I'm trying to load data from GCS bucket and publish content to pubsub and bigquery. These are my pipeline options:
options = PipelineOptions(
project = project,
temp_location = "gs://dataflow-example-bucket6721/temp21/",
region = 'us-east1',
job_name = "dataflow2-pubsub-09072021",
machine_type = 'e2-standard-2',
)
And this is my pipeline
data = p | 'CreateData' >> beam.Create(sum([fileName()], []))
jsonFile = data | "filterJson" >> beam.Filter(filterJsonfile)
JsonData = jsonFile | "JsonData" >> beam.Map(readFromJson)
split_data = JsonData | 'Split Data' >> ParDo(CheckForValidData()).with_outputs("ValidData", "InvalidData")
ValidData = split_data.ValidData
InvalidData = split_data.InvalidData
data_ = split_data[None]
publish_data = ValidData | "Publish msg" >> ParDo(publishMsg())
ToBQ = ValidData | "To BQ" >> beam.io.WriteToBigQuery(
table_spec,
#schema=table_schema,
create_disposition=beam.io.BigQueryDisposition.CREATE_IF_NEEDED,
write_disposition=beam.io.BigQueryDisposition.WRITE_APPEND)
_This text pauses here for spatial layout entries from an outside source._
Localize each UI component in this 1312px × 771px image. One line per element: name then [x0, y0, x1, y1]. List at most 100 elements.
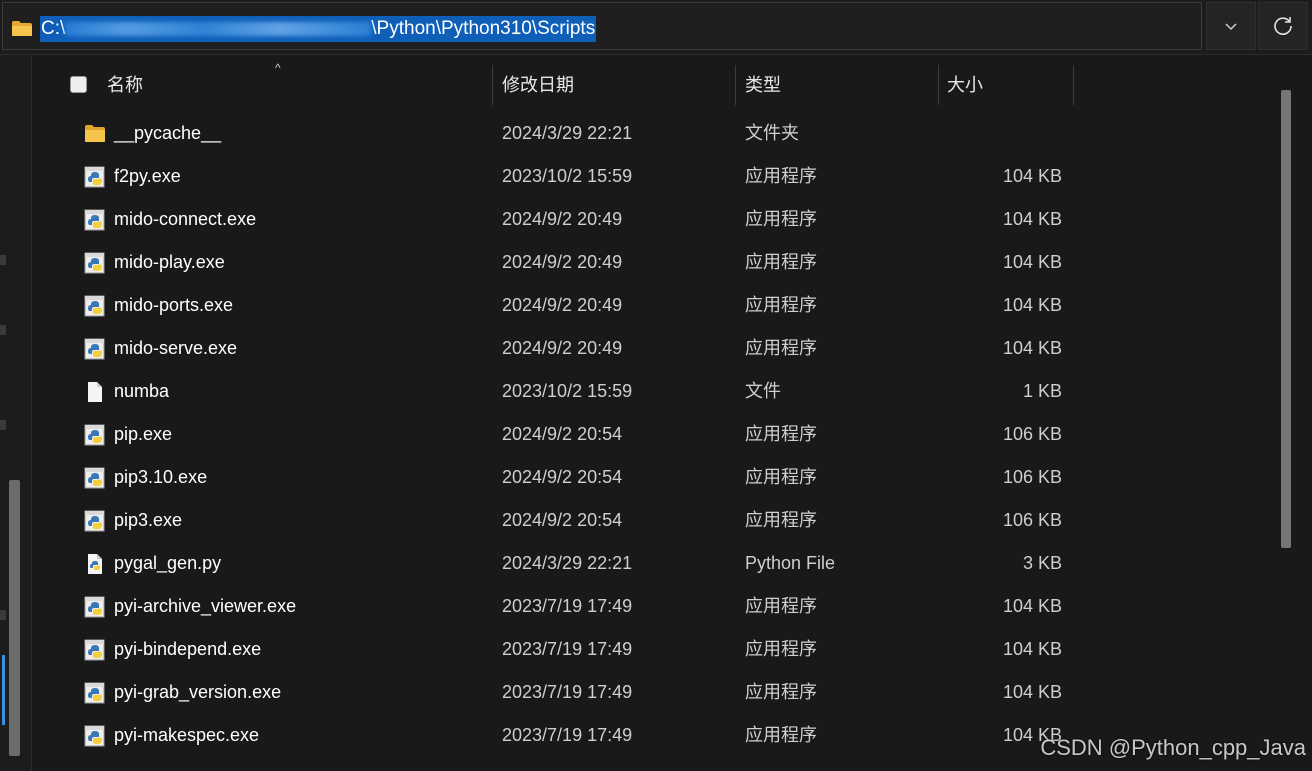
refresh-button[interactable]: [1258, 2, 1308, 50]
python-file-icon: [83, 552, 107, 576]
column-divider[interactable]: [1073, 65, 1074, 105]
refresh-icon: [1274, 17, 1292, 35]
python-exe-icon: [83, 208, 107, 232]
file-modified-date: 2024/9/2 20:54: [502, 424, 623, 444]
python-exe-icon: [83, 251, 107, 275]
file-name: __pycache__: [114, 123, 222, 143]
file-type: 应用程序: [745, 209, 817, 229]
file-modified-date: 2024/9/2 20:54: [502, 510, 623, 530]
file-modified-date: 2024/9/2 20:54: [502, 467, 623, 487]
file-modified-date: 2024/3/29 22:21: [502, 123, 633, 143]
file-type: 应用程序: [745, 467, 817, 487]
file-row[interactable]: pygal_gen.py 2024/3/29 22:21 Python File 3 …: [33, 542, 1278, 585]
python-exe-icon: [83, 423, 107, 447]
nav-pane-fragment: [0, 610, 6, 620]
column-header-name[interactable]: 名称: [107, 63, 487, 107]
file-type: 应用程序: [745, 596, 817, 616]
python-exe-icon: [83, 294, 107, 318]
file-name: pip.exe: [114, 424, 173, 444]
select-all-checkbox[interactable]: [70, 76, 87, 93]
file-name: pip3.10.exe: [114, 467, 208, 487]
file-modified-date: 2024/3/29 22:21: [502, 553, 633, 573]
address-path-selection[interactable]: C:\ \Python\Python310\Scripts: [40, 16, 597, 42]
chevron-down-icon: [1225, 22, 1237, 30]
file-name: pyi-archive_viewer.exe: [114, 596, 297, 616]
file-type: 应用程序: [745, 639, 817, 659]
column-divider[interactable]: [492, 65, 493, 105]
file-type: 应用程序: [745, 682, 817, 702]
file-type: 应用程序: [745, 295, 817, 315]
watermark: CSDN @Python_cpp_Java: [1040, 735, 1306, 760]
redacted-path-segment: [65, 21, 372, 36]
file-modified-date: 2023/7/19 17:49: [502, 639, 633, 659]
python-exe-icon: [83, 638, 107, 662]
address-input[interactable]: C:\ \Python\Python310\Scripts: [2, 2, 1202, 50]
file-name: pygal_gen.py: [114, 553, 222, 573]
file-size: 104 KB: [1002, 166, 1062, 186]
file-modified-date: 2023/10/2 15:59: [502, 381, 633, 401]
file-size: 104 KB: [1002, 639, 1062, 659]
file-type: 文件夹: [745, 123, 799, 143]
file-explorer-window: C:\ \Python\Python310\Scripts ^ 名称 修改日期 …: [0, 0, 1312, 771]
file-size: 3 KB: [1022, 553, 1062, 573]
file-row[interactable]: mido-play.exe 2024/9/2 20:49 应用程序 104 KB: [33, 241, 1278, 284]
nav-selection-indicator: [2, 655, 5, 725]
file-size: 104 KB: [1002, 252, 1062, 272]
column-header-size[interactable]: 大小: [947, 63, 1067, 107]
file-type: 应用程序: [745, 424, 817, 444]
python-exe-icon: [83, 337, 107, 361]
file-type: 应用程序: [745, 725, 817, 745]
file-type: 应用程序: [745, 166, 817, 186]
navigation-scrollbar-thumb[interactable]: [9, 480, 20, 756]
python-exe-icon: [83, 509, 107, 533]
file-modified-date: 2023/7/19 17:49: [502, 682, 633, 702]
python-exe-icon: [83, 724, 107, 748]
file-row[interactable]: __pycache__ 2024/3/29 22:21 文件夹: [33, 112, 1278, 155]
address-bar: C:\ \Python\Python310\Scripts: [0, 0, 1312, 55]
file-list-scrollbar-thumb[interactable]: [1281, 90, 1291, 548]
file-row[interactable]: pip.exe 2024/9/2 20:54 应用程序 106 KB: [33, 413, 1278, 456]
file-row[interactable]: numba 2023/10/2 15:59 文件 1 KB: [33, 370, 1278, 413]
column-header-date[interactable]: 修改日期: [502, 63, 732, 107]
file-row[interactable]: f2py.exe 2023/10/2 15:59 应用程序 104 KB: [33, 155, 1278, 198]
file-type: 应用程序: [745, 510, 817, 530]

The data is flowing fine in InteractiveRunner but in DataflowRunner it is showing an error like
ValueError: Invalid GCS location: None. Writing to BigQuery with FILE_LOADS method requires a GCS location to be provided to write files to be loaded into BigQuery. Please provide a GCS bucket through custom_gcs_temp_location in the constructor of WriteToBigQuery or the fallback option --temp_location, or pass method="STREAMING_INSERTS" to WriteToBigQuery. [while running '[15]: To BQ/BigQueryBatchFileLoads/GenerateFilePrefix']
It is showing error of GCS location and suggest to add temp_location. but I have already added temp_location.